E.      Onderzoeksopzet
Alle deelnemers krijgen een activiteitenmeter (Fitbit) om gedurende een periode van 12 weken te dragen. Deelnemers worden door middel van loting ingedeeld in twee groepen (de behandelgroep en de controlegroep). De deelnemers in de behandelgroep worden gedurende deze 12 weken begeleid door een fysiotherapeut (dichtbij huis) en diëtist. Iedere week sporten zij twee keer één uur om hun uithoudingsvermogen en spierkracht te verbeteren. In deze 12 weken ontvangen ze tevens begeleiding door een diëtist middels tweewekelijkse afspraken van 30 minuten om hun voedingsinname en voedingstoestand te optimaliseren. Deelnemers mogen de training met de fysiotherapeut na de 12 weken voortzetten, als zij dat willen, maar kunnen er ook voor kiezen het trainen en de aandacht voor de voedingstoestand op een eigen manier voort te zetten. De deelnemers in de controle groep krijgen de voor deze groep patiënten gebruikelijk zorg. Zij zullen naast de activiteitenmeter een beweegadvies ontvangen. Mocht de behandelend arts voor een individuele patiënt begeleiding door een fysiotherapeut of diëtist noodzakelijk vinden, dan is dat uiteraard toegestaan. Alle deelnemers worden gevolgd tot 12 maanden na afloop van de interventie. Het studieschema is bijgevoegd als aparte bijlage.

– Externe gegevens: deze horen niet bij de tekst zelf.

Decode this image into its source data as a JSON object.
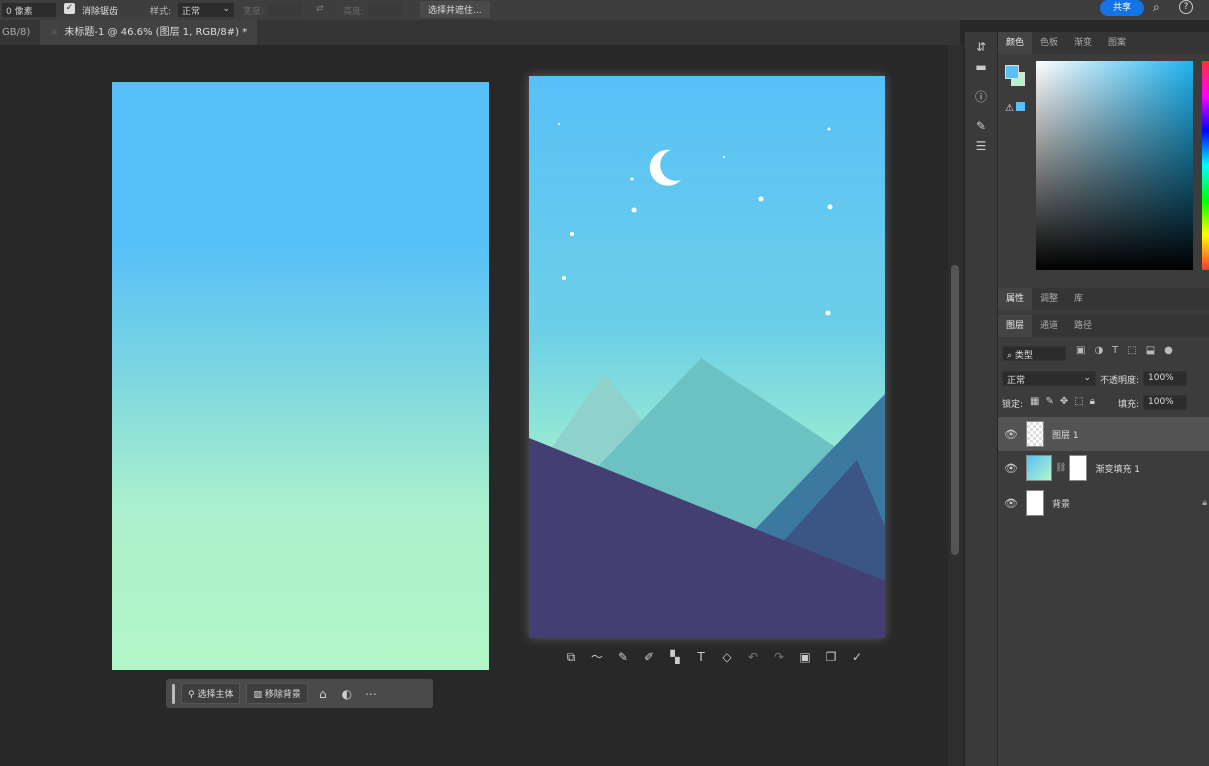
{
  "options_bar": {
    "feather_value": "0 像素",
    "antialias_label": "消除锯齿",
    "antialias_checked": true,
    "style_label": "样式:",
    "style_value": "正常",
    "width_label": "宽度:",
    "height_label": "高度:",
    "select_mask_button": "选择并遮住...",
    "share_button": "共享"
  },
  "tabs": [
    {
      "label": "GB/8)"
    },
    {
      "label": "未标题-1 @ 46.6% (图层 1, RGB/8#) *",
      "active": true
    }
  ],
  "canvas_left": {
    "gradient_top": "#58c0f8",
    "gradient_bottom": "#b3f6c8"
  },
  "canvas_right": {
    "sky_top": "#58c0f8",
    "sky_bottom": "#9eeed0",
    "ground": "#433f72"
  },
  "color_panel": {
    "tabs": [
      "颜色",
      "色板",
      "渐变",
      "图案"
    ],
    "active_tab": "颜色",
    "foreground": "#58c0f8",
    "background": "#b3f6c8"
  },
  "properties_panel": {
    "tabs": [
      "属性",
      "调整",
      "库"
    ]
  },
  "layers_panel": {
    "tabs": [
      "图层",
      "通道",
      "路径"
    ],
    "filter_label": "类型",
    "blend_mode": "正常",
    "opacity_label": "不透明度:",
    "opacity_value": "100%",
    "lock_label": "锁定:",
    "fill_label": "填充:",
    "fill_value": "100%",
    "layers": [
      {
        "name": "图层 1",
        "selected": true
      },
      {
        "name": "渐变填充 1"
      },
      {
        "name": "背景",
        "locked": true
      }
    ]
  },
  "context_taskbar": {
    "select_subject": "选择主体",
    "remove_background": "移除背景"
  }
}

F.      Verwachte uitkomsten
We verwachten dat de KvL in de interventiegroep hoger zal zijn dan in de controlegroep, dankzij de verbetering van de fysieke en psychologische weerbaarheid.(5) Ook verwachten we minder bijwerkingen van de chemotherapie waardoor de antikankertherapie beter en langer verdragen kan worden. Dit kan op zijn beurt ook weer leiden tot een verbeterde KvL en verlenging van de algehele overleving.(13,14)

G.     Omschrijving stappen nodig om resultaat te implementeren
Als de studie een positief effect laat zien, kan de onderzochte interventie laagdrempelig geïntegreerd worden in de reguliere zorg voor de onderzochte patiëntgroep. Het is reeds mogelijk om patiënten te verwijzen naar een diëtist en deze zorg wordt (in de eerstelijnszorg) door zorgverzekeraars vergoed (max 3 behandeluren per kalenderjaar).

Het schema voor de fysiotherapie kan door iedere (oncologische) fysiotherapeut in Nederland worden uitgevoerd. Hier zijn geen aanpassingen van de dagelijkse praktijk voor nodig. Op het moment wordt deze behandeling nog niet volledig door de basiszorgverzekering vergoed. Vanuit de zorgverzekeraar CZ is een adviseur betrokken met het oog op toekomstige implementatie.